Building on our insights into the molecular biology of innate immunity in both defense and disease, we aim to precisely modulate immune responses as a therapeutic strategy—mitigating detrimental inflammation while enhancing protective responses. To identify and refine highly specific molecules, we tap into the vast resource of the human peptidome. Chromatographically separated fractions from human source material are analyzed for immunomodulatory properties in a medium-to-high throughput manner. Through iterative purification and reanalysis of bioactive fractions, we aim to identify the active peptide(s). These peptides are synthesized in-house and systematically studied to understand their mechanisms. As highly flexible biopolymers, the candidate peptides will be optimized for function using a combination of systematic approaches and computational modeling, with their therapeutic potential explored in organoid models.

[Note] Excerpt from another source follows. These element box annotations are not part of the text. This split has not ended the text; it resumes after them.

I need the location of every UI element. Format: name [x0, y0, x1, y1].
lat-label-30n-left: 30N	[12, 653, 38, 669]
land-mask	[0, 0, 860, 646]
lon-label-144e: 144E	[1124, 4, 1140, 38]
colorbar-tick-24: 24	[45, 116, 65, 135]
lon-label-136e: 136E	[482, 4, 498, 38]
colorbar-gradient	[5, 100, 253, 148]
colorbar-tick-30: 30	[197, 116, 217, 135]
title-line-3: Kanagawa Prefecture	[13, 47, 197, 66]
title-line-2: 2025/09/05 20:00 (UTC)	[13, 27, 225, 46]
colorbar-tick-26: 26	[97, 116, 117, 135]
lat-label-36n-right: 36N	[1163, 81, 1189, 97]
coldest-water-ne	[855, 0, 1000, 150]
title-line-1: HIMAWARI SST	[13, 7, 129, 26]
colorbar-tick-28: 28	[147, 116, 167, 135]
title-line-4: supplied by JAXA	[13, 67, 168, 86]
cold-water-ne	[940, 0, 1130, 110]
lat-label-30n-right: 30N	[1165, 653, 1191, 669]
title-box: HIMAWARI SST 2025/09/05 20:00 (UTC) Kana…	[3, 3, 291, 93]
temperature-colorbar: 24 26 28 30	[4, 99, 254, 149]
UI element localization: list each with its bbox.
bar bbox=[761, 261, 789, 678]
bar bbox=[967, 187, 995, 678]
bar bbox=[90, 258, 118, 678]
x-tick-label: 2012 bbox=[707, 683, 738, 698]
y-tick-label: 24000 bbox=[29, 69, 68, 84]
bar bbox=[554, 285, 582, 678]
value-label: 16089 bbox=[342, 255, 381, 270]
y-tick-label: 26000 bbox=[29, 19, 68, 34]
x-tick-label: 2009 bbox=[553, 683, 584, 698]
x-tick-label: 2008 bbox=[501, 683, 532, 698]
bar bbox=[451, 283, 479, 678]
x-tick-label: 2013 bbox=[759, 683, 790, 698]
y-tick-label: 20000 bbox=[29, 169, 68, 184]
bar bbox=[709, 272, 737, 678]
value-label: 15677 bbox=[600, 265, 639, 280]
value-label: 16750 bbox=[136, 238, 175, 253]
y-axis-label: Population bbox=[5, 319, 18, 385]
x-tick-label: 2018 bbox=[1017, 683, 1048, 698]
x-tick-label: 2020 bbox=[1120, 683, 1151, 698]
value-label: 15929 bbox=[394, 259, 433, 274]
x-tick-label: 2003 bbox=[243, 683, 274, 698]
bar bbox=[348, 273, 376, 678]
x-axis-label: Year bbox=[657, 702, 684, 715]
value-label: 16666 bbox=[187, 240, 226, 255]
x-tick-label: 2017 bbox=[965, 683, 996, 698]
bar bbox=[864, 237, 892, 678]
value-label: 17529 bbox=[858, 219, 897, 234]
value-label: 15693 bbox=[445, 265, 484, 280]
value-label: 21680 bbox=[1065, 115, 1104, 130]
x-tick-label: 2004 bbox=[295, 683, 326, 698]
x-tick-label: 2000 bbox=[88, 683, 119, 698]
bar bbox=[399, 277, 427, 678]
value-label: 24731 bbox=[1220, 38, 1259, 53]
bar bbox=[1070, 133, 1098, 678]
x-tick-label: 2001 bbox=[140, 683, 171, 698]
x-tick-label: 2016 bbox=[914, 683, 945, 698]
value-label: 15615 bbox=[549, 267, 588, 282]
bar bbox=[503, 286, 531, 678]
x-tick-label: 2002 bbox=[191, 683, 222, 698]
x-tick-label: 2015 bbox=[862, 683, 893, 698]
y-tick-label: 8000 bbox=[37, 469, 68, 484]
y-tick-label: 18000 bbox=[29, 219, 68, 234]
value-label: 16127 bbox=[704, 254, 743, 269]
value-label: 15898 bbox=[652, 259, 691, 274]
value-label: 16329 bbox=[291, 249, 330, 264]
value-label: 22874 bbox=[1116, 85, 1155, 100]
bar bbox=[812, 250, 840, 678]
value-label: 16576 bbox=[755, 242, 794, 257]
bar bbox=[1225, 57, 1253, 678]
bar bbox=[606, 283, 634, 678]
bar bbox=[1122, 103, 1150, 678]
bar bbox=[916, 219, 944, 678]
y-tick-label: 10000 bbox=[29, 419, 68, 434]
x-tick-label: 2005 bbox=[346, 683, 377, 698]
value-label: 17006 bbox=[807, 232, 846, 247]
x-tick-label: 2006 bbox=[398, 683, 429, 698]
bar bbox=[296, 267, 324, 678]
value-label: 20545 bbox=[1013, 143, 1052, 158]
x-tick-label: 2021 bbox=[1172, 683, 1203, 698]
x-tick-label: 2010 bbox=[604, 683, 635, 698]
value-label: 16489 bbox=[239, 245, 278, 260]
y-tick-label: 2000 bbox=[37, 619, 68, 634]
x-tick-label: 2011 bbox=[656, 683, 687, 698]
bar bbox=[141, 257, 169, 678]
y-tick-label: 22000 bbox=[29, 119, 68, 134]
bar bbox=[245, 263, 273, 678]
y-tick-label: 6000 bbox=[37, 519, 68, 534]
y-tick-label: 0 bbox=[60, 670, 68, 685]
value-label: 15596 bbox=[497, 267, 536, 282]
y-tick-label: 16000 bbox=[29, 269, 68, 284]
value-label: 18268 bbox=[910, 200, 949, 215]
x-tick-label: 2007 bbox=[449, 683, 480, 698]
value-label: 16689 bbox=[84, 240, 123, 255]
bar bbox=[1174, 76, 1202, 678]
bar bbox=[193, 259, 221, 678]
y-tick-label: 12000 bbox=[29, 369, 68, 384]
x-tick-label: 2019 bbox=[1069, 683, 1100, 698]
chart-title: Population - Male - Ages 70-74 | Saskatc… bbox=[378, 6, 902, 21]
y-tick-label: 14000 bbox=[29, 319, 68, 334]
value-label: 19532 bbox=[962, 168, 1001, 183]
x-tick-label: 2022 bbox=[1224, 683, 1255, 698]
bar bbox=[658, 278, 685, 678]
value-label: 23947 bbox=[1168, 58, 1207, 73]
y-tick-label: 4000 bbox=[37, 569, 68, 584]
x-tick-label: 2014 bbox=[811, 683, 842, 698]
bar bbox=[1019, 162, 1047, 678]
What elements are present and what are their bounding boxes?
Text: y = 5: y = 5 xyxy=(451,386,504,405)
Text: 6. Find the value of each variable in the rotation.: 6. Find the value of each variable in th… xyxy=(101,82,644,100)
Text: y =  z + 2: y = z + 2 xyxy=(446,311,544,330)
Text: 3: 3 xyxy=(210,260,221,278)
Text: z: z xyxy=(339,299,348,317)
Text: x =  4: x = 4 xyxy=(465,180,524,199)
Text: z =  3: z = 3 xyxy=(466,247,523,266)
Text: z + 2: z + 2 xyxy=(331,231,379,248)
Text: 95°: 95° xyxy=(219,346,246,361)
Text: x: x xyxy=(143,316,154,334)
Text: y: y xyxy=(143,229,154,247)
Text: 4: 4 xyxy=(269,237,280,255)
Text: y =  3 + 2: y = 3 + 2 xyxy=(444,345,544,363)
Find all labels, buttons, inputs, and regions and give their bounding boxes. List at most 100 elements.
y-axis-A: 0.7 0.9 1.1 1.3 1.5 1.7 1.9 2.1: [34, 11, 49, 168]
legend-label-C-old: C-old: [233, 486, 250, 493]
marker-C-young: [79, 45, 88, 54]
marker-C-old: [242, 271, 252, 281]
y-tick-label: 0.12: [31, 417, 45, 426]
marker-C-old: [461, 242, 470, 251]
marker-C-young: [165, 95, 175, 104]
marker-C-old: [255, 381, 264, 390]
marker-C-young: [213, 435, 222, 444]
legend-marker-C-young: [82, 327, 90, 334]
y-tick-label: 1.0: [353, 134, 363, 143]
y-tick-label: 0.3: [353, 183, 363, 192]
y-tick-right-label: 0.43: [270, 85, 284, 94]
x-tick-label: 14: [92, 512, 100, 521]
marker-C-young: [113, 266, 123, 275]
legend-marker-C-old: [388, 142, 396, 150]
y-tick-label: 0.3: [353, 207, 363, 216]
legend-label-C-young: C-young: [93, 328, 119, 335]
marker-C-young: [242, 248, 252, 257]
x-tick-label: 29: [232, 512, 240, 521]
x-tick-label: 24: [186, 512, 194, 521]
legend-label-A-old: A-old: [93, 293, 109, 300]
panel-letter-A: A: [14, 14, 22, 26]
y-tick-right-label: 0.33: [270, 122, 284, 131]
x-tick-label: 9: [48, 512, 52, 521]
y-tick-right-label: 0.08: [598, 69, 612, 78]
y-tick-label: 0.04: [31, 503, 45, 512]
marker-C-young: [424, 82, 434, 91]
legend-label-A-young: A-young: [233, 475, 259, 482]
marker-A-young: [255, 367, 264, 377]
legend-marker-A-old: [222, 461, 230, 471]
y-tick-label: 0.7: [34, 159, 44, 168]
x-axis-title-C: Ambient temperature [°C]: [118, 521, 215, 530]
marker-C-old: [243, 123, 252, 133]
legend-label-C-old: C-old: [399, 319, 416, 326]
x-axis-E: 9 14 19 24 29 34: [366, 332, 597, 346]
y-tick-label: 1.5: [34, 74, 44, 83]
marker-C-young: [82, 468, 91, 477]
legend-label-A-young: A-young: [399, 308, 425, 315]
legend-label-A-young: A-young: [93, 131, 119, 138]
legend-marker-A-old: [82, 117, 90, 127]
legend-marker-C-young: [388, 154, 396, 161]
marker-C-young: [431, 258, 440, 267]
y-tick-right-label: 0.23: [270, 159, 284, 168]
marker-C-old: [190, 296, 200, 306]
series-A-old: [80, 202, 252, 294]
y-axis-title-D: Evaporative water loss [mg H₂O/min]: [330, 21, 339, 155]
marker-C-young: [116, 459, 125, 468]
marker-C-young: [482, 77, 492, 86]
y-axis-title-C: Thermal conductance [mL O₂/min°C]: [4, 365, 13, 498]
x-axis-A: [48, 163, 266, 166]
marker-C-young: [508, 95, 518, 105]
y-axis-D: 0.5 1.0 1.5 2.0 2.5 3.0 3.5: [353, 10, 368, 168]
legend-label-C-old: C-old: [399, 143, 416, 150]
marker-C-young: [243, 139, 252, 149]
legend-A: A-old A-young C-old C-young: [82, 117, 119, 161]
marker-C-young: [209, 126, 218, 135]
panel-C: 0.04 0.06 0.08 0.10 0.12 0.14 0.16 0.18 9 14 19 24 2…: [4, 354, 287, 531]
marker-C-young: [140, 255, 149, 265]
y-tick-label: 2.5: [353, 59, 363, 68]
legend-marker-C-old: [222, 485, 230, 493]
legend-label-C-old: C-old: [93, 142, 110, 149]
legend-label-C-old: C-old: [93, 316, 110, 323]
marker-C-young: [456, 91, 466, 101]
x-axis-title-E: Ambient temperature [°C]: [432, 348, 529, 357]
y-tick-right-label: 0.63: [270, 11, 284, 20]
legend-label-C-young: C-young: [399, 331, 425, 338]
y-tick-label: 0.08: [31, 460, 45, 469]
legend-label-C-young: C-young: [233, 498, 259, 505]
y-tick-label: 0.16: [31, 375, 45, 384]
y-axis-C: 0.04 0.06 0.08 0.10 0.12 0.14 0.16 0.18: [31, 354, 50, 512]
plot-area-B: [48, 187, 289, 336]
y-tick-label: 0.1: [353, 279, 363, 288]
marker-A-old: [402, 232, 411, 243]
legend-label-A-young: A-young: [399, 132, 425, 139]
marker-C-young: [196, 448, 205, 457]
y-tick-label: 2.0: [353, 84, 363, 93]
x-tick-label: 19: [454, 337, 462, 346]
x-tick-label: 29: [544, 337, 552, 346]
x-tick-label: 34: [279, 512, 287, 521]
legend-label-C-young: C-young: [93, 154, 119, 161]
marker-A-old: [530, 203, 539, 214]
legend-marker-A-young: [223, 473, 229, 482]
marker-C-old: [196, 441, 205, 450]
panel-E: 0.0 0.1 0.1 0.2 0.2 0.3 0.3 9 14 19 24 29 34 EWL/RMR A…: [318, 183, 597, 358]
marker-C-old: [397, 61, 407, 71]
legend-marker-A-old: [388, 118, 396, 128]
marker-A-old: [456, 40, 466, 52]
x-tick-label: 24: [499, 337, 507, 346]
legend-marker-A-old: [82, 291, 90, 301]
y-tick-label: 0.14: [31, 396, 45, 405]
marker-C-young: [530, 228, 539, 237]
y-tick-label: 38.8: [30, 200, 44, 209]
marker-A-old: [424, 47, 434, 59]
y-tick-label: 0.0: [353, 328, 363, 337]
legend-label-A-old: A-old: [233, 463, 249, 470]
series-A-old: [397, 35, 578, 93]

Genome analyses in the recent decade have unraveled many mutations in risk genes that are associated with the development of neurodegenerative diseases. To repair pathogenic variants, various techniques ranging from gene expression suppression via shRNAs or editing using CRISPR/Cas9 type systems (e.g. CRISPR PRIME) can be applied. A significant challenge lies in delivering these systems to neurons. Our approach leverages naturally neurotropic viruses as gene therapy vectors. We aim to dissect the tropism of several neurotropic viruses (e.g., lyssaviruses, polyomaviruses, flaviviruses), study their molecular biology, and load recombinant viruses with therapeutic cargo. Additionally, we enhance the targeting of commonly used gene therapy vectors like AAVs and LVs by incorporating naturally neurotropic viral glycoproteins. These vectors are optimized and produced for potential therapeutic applications.